Aaron Houston is the Executive Director of Students for Sensible Drug Policy.

12 Comment

  • That is a cool gig. I wish I could lobby for people to get high (legally).

  • It looks like he got dressed after a night out with his clients.

  • I can just imagine his organization’s typical lunch order:

    “Get some sour cream and onion chips with some dip, man, some beef jerky, some peanut butter. Get some Häagen-Dazs ice cream bars, a whole lot, make sure chocolate, gotta have chocolate, man. Some popcorn, red popcorn, graham crackers, graham crackers with marshmallows, the little marshmallows and little chocolate bars and we can make s’mores, man. Also, celery, grape jelly, Cap’n Crunch with the little Crunch berries, pizzas. We need two big pizzas, man, everything on ’em, with water, whole lotta water, and Funyons.”


  • Another great post Danny. I’m wildly supportive of this issue and agree with every word Aaron says. I like Danny’s mix of interviews – some folks PoP readers like and some we don’t.

    One thing Aaron didn’t get to say in the post is that the war on drugs is also the war on minorities. African Americans make up an estimated 15% of drug users, but they account for 37% of those arrested on drug charges, 59% of those convicted and 74% of all drug offenders sentenced to prison. The U.S. has 260,000 people in state prisons on nonviolent drug charges; 183,200 (more than 70%) of them are black or Latino.

    • Have you ever looked at the relationship between those who commit robbery and drug use….its definitely related

      • hmm. neither of you provided sources, but cookietime’s use of numbers definitely trump joking’s proof-by-“definitely related”

  • “a substance that is less harmful than alcohol” – thats something to be proud of…and a red harring

    “I had some personal experience with recreational marijuana use” – another stoner pushing B.S.

    “being a marijuana lobbyist is like a priest, people come and confess their marijuana use to me” – have you ever had people confess to you from a drug rehabilitation center? Unless you have, your not very priestly.

    “positive effects from medical marijuana” – Lets see the study. For serious illness it is proven there are better alternatives, and it doesn’t work. Yes, for ‘headaches’, ‘stress’, and ‘night sweats’ stoners swear by it!

    “When the President realized he had people’s support” – huh? Not nationally…not even in very liberal states.

    “places like Amsterdam” – perfect example of a city full of problems cause by their decriminalization, like Denver or Oakland.

    “We are hopeful that the city will soon have non-profit retail locations to provide medical marijuana to D.C. residents” – this will be so good for people who live near it.

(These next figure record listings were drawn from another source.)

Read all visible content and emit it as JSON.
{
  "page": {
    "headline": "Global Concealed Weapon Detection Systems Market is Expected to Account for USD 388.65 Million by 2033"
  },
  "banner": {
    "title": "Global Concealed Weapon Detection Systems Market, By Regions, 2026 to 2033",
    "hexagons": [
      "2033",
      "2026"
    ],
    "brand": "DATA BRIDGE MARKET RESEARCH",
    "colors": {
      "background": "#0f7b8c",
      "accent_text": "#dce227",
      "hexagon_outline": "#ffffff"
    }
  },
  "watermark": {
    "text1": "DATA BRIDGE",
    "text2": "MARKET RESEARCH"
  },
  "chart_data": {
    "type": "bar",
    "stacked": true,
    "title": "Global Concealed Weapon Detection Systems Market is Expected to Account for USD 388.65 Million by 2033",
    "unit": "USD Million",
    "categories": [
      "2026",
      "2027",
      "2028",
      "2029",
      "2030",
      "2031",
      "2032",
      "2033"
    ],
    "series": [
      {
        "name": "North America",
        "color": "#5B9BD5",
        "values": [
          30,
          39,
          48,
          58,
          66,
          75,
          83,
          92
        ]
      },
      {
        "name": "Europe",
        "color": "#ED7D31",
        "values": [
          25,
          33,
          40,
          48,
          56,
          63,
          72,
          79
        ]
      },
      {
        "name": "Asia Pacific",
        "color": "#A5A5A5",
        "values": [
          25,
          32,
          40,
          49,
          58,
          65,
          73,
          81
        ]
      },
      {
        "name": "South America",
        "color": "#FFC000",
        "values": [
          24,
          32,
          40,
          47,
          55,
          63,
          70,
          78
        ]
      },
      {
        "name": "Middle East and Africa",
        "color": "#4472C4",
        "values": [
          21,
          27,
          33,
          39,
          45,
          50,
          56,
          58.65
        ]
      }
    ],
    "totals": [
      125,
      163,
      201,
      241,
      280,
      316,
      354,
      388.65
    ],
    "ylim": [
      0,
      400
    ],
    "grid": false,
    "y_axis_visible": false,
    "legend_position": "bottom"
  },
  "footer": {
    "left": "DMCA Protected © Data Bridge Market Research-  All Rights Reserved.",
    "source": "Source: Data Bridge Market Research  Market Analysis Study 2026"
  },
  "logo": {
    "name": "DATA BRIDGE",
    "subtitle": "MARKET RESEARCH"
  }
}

    “jail is much more harmful than marijuana” – another false comparative, red harring but I agree with prison reform.

    “every 37 seconds someone is arrested for marijuana” – so why don’t they obey the law to put a stop to this madness?

    • Looks like someone needs a toke…

      You really need to look at a few facts before you start throwing out ridiculous statements about Amsterdam being a “city full of problems caused by decriminalization.” Nothing could be further from the truth. I invite you to leave the mid-Atlantic states occasionally and maybe visit this “city full of problems.”

      Moreover, you throw out several red “harrings” yourself…like suggesting that marijuana users are filling drug rehab centers. I’ve met a lot of veterans from such places, and not one went there because they were addicted to marijuana.

    • I smoked some red harring once – it was o.k. but not as good as Maui Wowie.

  • and no pot shop on GA Ave

  • I knew a guy who worked for the Drug Policy Institute and yes, he was a huge stoner in college.